Weltmuseum Wien

Geheime grüne Helden auf dem Fensterbrett

Kultur
28.05.2025 14:43

Mit der Ausstellung „Kolonialismus am Fensterbrett“ betreibt das Weltmuseum Wien pflanzliche Ahnenforschung. Bis Mai 2026 können Pflanzenliebhaber und Geschichtsinteressierte die Biografien der weit gereisten grünen Nutzpflanzen erforschen. 

Spätestens in der Pandemie haben sie ihre liebevolle Wiederentdeckung gefeiert – die grünen Mitbewohner. Längst sind Ficus und Veilchen, Begonie und Geranie aus heimischen Wohnzimmern nicht mehr wegzudenken. Und doch haben sie ihren natürlichen Lebensraum weit außerhalb Europas. Das Weltmuseum wirft nun einen Blick auf zehn der beliebtesten Zierpflanzen und erzählt den Weg dieser Gewächse von „exotischen“ Objekte zu alltäglichen Zimmerpflanzen.

Blume der gebrochenen Herzen
Die dabei zu entdeckenden Geschichten, sind erstaunlich. Die beliebte Begonie etwa prägte in China nicht nur die Malerei als „Blume der gebrochenen Herzen“, sie wirkt auch fiebersenkend. Der Ficus wird als Nationalbaum Indiens von Buddhisten für seine spirituelle Kraft geschätzt, einige seiner Sprösslinge wirken gar gegen Skorbut.

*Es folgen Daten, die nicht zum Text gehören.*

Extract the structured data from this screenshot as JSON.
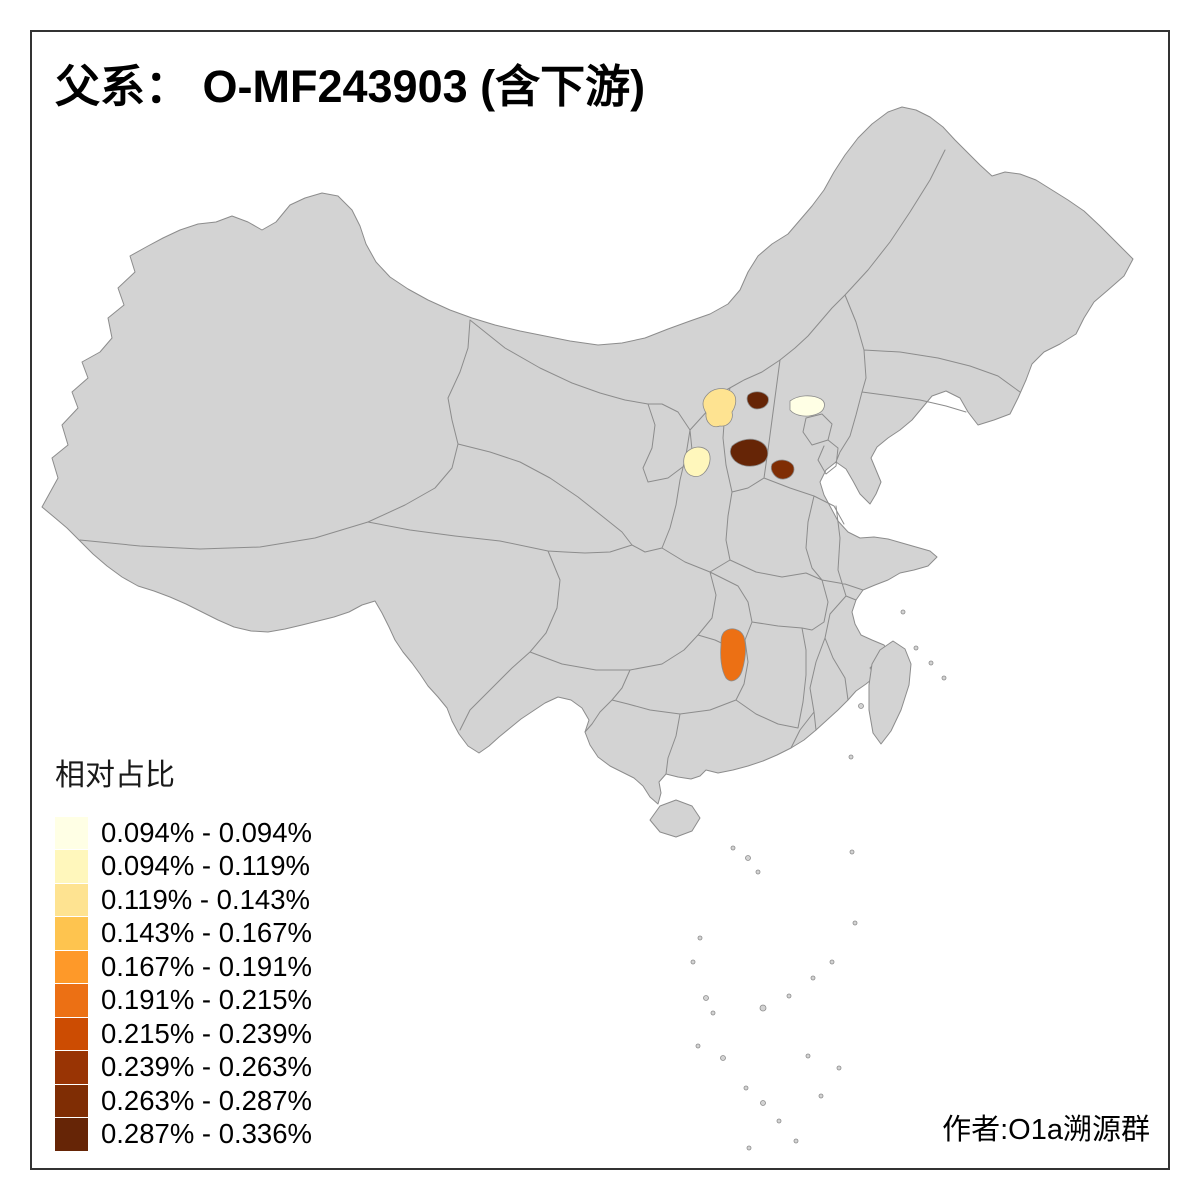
{
  "title": "父系： O-MF243903 (含下游)",
  "credit": "作者:O1a溯源群",
  "legend": {
    "title": "相对占比",
    "classes": [
      {
        "label": "0.094% - 0.094%",
        "color": "#FFFFE5"
      },
      {
        "label": "0.094% - 0.119%",
        "color": "#FFF7BC"
      },
      {
        "label": "0.119% - 0.143%",
        "color": "#FEE391"
      },
      {
        "label": "0.143% - 0.167%",
        "color": "#FEC44F"
      },
      {
        "label": "0.167% - 0.191%",
        "color": "#FE9929"
      },
      {
        "label": "0.191% - 0.215%",
        "color": "#EC7014"
      },
      {
        "label": "0.215% - 0.239%",
        "color": "#CC4C02"
      },
      {
        "label": "0.239% - 0.263%",
        "color": "#993404"
      },
      {
        "label": "0.263% - 0.287%",
        "color": "#7F2D04"
      },
      {
        "label": "0.287% - 0.336%",
        "color": "#662506"
      }
    ]
  },
  "map": {
    "base_fill": "#d3d3d3",
    "border_color": "#8c8c8c",
    "highlighted_regions": [
      {
        "id": "north-region-1",
        "class_index": 2
      },
      {
        "id": "north-region-2",
        "class_index": 9
      },
      {
        "id": "north-region-3",
        "class_index": 0
      },
      {
        "id": "north-region-4",
        "class_index": 1
      },
      {
        "id": "north-region-5",
        "class_index": 9
      },
      {
        "id": "north-region-6",
        "class_index": 8
      },
      {
        "id": "south-region-1",
        "class_index": 5
      }
    ]
  }
}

Die in zahlreichen Blumenampeln heimisch gewordene Grünlilie gilt afrikanischen Nomaden als Schutzherrin für Schwangere. Die Edelgeranie wurde schon lange vor ihrer Reise nach Europa in Südafrika als Heilpflanze für Erkrankungen der Atemwege geschätzt. Und die filigrane Zimmertanne wird in den Anden als heilig verehrt und ist derart hitzebeständig, dass sie Vulkanausbrüche übersteht.

Blumenkisterl-Eklat
„Haus ohne Augenbrauen“ 

Wie viel Sprengstoff im Blumenschmuck steckt, zeigt die Geschichte des Loos-Hauses. Architekt Adolf Loos hatte das Haus am Michaelerplatz Anfang der 1910er Jahre gänzlich ohne Fassadenschmuck geplant, was einen veritablen Skandal auslöste. Kaiser Franz Josef taufte es gar das  „Haus ohne Augenbrauen“. Erst als Loos kupfernen Blumenkästen zustimmte, konnte der Bau 1912 fertiggestellt werden. Heute schreibt der Denkmalschutz die Anpflanzung roter Geranien für das Haus vor.

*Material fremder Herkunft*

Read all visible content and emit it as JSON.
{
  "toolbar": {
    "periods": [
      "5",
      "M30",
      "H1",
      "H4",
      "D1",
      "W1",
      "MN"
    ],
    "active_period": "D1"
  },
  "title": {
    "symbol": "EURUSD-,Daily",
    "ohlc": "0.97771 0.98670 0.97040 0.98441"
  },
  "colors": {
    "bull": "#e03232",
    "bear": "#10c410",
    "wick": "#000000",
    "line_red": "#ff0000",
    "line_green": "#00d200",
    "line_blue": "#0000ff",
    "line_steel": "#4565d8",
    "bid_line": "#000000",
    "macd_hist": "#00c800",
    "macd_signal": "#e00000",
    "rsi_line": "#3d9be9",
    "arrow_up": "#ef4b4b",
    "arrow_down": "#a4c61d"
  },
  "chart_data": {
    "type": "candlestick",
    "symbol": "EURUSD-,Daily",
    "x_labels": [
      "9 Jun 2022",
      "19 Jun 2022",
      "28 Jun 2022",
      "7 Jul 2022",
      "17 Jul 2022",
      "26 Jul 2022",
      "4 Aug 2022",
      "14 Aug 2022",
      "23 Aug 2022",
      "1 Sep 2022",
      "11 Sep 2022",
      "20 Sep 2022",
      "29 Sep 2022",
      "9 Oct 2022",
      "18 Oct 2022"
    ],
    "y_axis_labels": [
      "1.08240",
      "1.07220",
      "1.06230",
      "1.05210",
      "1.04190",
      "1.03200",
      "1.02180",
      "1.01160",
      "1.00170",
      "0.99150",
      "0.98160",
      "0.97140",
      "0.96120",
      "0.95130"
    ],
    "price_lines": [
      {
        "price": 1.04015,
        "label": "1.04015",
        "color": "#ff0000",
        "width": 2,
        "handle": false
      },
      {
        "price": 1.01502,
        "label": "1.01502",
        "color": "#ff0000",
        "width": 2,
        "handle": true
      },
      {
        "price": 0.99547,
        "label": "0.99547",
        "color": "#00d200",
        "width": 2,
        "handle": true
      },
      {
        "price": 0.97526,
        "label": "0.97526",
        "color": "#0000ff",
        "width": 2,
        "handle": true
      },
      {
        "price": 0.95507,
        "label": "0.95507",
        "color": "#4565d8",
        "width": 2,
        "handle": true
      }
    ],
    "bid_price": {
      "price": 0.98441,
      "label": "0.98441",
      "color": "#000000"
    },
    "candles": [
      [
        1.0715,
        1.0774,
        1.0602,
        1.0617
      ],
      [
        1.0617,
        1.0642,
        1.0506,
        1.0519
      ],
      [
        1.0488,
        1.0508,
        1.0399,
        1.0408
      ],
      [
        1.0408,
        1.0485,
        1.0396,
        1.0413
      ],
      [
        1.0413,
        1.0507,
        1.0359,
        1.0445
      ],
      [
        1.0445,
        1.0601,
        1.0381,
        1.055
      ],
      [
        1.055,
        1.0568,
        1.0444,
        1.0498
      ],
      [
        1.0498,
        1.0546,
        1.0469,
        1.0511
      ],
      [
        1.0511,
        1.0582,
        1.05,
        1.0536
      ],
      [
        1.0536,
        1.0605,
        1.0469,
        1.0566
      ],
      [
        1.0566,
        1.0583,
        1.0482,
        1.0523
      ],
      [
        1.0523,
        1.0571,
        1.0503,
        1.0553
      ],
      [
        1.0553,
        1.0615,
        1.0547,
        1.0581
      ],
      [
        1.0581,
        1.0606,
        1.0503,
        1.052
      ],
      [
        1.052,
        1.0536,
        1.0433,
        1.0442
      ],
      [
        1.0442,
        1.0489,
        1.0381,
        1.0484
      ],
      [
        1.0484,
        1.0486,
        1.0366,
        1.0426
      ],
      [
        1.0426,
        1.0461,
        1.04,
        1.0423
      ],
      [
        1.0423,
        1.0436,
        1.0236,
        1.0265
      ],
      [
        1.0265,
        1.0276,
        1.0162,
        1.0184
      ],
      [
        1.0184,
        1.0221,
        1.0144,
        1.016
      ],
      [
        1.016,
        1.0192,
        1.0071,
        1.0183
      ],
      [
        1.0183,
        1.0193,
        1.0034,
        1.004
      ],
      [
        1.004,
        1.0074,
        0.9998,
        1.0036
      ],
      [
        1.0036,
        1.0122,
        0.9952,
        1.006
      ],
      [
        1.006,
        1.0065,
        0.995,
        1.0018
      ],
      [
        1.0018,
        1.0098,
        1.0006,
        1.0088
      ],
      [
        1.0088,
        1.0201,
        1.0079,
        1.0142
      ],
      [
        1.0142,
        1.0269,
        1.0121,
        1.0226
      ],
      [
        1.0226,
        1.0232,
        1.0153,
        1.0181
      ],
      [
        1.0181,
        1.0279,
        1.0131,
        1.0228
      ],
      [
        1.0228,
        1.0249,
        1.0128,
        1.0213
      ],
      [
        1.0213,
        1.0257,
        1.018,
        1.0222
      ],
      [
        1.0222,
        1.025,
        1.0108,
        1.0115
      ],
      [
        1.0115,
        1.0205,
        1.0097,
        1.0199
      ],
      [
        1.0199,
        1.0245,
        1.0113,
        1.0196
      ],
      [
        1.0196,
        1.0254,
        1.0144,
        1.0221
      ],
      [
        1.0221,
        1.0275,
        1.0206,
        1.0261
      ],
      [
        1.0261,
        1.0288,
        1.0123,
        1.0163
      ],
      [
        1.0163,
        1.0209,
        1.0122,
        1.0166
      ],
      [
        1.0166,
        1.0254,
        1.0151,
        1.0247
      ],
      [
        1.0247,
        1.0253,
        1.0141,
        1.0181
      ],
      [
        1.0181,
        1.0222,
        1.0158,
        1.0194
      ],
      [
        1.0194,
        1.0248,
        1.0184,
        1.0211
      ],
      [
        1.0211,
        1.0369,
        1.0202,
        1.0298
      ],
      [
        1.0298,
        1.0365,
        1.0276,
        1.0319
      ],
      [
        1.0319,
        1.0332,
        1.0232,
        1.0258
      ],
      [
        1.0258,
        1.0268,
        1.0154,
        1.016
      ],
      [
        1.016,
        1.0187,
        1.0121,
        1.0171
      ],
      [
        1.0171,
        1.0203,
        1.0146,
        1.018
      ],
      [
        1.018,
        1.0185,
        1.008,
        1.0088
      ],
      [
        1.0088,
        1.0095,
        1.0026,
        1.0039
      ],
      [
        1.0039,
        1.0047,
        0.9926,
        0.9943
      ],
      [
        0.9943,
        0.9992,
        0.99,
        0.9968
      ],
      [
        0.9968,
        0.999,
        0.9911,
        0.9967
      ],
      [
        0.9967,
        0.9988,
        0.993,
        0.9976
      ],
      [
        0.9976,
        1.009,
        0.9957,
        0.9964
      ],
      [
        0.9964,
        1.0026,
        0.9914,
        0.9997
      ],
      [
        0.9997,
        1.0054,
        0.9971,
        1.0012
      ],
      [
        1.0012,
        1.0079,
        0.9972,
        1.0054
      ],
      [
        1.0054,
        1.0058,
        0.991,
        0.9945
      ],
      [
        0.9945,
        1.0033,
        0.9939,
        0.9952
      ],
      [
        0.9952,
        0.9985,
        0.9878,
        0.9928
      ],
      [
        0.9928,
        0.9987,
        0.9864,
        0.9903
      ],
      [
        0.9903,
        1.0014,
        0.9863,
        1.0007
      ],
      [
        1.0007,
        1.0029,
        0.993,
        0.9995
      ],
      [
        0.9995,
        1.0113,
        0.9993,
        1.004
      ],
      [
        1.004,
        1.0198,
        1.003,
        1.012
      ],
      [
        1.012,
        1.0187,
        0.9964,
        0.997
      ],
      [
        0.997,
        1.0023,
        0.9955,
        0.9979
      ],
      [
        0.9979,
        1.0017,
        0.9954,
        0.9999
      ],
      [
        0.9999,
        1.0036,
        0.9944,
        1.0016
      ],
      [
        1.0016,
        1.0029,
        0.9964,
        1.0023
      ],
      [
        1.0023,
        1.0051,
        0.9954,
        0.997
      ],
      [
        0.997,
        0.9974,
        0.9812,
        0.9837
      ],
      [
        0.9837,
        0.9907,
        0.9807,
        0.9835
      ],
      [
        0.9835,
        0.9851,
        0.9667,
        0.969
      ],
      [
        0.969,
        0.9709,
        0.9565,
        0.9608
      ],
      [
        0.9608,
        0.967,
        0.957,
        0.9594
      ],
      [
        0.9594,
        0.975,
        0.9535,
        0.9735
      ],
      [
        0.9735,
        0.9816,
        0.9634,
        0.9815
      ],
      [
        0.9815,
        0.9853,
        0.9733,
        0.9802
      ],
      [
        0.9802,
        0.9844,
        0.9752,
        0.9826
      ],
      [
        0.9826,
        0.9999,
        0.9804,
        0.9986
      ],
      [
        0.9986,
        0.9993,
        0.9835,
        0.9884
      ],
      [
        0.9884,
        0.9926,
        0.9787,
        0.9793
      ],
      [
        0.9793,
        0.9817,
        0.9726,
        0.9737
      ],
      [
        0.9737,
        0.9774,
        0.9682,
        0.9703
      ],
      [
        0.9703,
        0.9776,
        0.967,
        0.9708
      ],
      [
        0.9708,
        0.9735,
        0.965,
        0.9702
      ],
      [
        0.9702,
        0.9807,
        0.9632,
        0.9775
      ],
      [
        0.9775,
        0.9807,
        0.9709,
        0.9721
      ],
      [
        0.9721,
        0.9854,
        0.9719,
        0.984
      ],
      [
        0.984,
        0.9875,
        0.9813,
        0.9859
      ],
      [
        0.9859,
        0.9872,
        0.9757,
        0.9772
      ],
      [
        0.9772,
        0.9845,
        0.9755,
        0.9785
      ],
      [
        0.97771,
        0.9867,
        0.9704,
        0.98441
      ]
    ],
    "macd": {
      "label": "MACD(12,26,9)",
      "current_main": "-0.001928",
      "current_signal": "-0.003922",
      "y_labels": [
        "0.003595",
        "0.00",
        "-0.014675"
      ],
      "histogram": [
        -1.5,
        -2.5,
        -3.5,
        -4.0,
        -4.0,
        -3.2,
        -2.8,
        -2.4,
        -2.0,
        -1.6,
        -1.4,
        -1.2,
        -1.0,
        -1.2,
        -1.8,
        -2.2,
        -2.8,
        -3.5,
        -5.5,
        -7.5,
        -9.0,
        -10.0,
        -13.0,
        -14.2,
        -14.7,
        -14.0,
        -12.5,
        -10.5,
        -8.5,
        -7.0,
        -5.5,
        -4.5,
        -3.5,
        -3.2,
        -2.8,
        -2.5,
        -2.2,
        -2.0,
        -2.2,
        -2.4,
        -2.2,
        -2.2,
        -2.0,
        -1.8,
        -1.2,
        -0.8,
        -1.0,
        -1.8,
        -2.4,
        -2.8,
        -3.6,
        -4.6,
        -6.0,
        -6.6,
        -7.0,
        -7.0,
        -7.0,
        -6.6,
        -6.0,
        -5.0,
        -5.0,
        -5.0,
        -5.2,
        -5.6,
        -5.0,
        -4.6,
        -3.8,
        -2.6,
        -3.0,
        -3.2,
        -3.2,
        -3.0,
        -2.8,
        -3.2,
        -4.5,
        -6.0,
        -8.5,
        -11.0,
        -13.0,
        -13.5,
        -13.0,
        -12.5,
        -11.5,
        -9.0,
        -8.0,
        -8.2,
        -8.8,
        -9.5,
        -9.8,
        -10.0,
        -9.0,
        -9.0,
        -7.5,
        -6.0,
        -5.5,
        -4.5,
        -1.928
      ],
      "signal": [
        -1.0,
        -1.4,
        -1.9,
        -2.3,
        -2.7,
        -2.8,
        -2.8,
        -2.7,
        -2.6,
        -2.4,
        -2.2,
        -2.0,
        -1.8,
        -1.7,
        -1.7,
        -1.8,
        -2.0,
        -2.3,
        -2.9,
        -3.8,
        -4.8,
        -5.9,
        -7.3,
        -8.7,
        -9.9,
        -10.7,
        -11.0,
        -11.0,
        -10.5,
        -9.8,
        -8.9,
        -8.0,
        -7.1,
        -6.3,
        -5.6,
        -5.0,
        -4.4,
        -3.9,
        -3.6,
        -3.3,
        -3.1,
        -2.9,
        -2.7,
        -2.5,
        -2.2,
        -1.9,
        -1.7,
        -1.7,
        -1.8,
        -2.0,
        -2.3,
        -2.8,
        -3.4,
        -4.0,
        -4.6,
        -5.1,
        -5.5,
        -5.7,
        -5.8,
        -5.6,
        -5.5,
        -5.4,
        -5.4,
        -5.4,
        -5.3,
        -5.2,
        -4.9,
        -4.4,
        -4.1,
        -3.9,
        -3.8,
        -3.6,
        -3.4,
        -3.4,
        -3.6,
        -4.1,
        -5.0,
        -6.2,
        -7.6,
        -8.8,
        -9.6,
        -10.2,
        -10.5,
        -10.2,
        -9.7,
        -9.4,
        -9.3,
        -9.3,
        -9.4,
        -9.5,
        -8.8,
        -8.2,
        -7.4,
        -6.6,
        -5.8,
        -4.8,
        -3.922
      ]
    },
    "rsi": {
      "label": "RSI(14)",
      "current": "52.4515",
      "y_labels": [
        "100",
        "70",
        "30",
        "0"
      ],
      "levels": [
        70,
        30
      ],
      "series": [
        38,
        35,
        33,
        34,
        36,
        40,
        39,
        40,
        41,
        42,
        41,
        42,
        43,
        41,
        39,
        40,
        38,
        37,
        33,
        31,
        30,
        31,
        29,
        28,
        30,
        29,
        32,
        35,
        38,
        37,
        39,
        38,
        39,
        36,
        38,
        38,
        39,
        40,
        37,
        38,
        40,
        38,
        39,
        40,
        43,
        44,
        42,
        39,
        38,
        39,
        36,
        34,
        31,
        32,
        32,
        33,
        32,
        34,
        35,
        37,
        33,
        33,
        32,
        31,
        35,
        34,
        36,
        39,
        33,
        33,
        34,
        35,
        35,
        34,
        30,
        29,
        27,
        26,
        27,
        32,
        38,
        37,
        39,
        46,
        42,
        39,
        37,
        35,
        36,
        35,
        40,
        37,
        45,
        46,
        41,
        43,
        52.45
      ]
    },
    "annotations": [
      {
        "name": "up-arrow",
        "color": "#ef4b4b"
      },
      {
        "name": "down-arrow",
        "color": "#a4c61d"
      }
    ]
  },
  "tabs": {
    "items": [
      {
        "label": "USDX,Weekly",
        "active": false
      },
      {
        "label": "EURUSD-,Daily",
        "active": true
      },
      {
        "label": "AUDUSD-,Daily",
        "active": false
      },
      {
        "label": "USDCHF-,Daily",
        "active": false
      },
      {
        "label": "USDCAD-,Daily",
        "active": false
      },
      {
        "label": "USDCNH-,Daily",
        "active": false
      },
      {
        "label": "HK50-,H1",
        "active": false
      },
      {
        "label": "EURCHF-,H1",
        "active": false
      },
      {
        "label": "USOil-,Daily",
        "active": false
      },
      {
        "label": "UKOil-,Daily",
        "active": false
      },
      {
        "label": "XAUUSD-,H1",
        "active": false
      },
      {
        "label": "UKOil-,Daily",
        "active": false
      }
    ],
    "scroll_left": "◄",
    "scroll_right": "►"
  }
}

Die meisten Pflanzen, für die das Weltmuseum in der kleinen, aber feinen Schau Ahnenforschung betreibt, kamen im 18. Jahrhundert im Rahmen von kolonialen Expeditionen nach Europa. Anfangs als kostbare Statussymbol gehandelt, eroberten sie von höfischen Räumen aus die bürgerlichen Wohnzimmer. Die archaischen Heilkräfte gerieten bei der Wandlung zu lebendigem Dekor oft in Vergessenheit.

Viele der pflanzlichen Erfolgsgeschichten haben auch problematische Aspekte. Die Biografien der weit gereisten grünen Nutzpflanzen erzählen auch von Biopiraterie, von europäischen Patenten auf traditionelles Wissen und von kommerzieller Ausbeutung angeeigneten Kulturguts. Die nicht sehr dicht bestückte Schau aus historischen Objekten und lebendigen Pflanzen richtet sich an Pflanzenliebhaber sowie Geschichtsinteressierte und ist noch bis Mai 2026 zu sehen.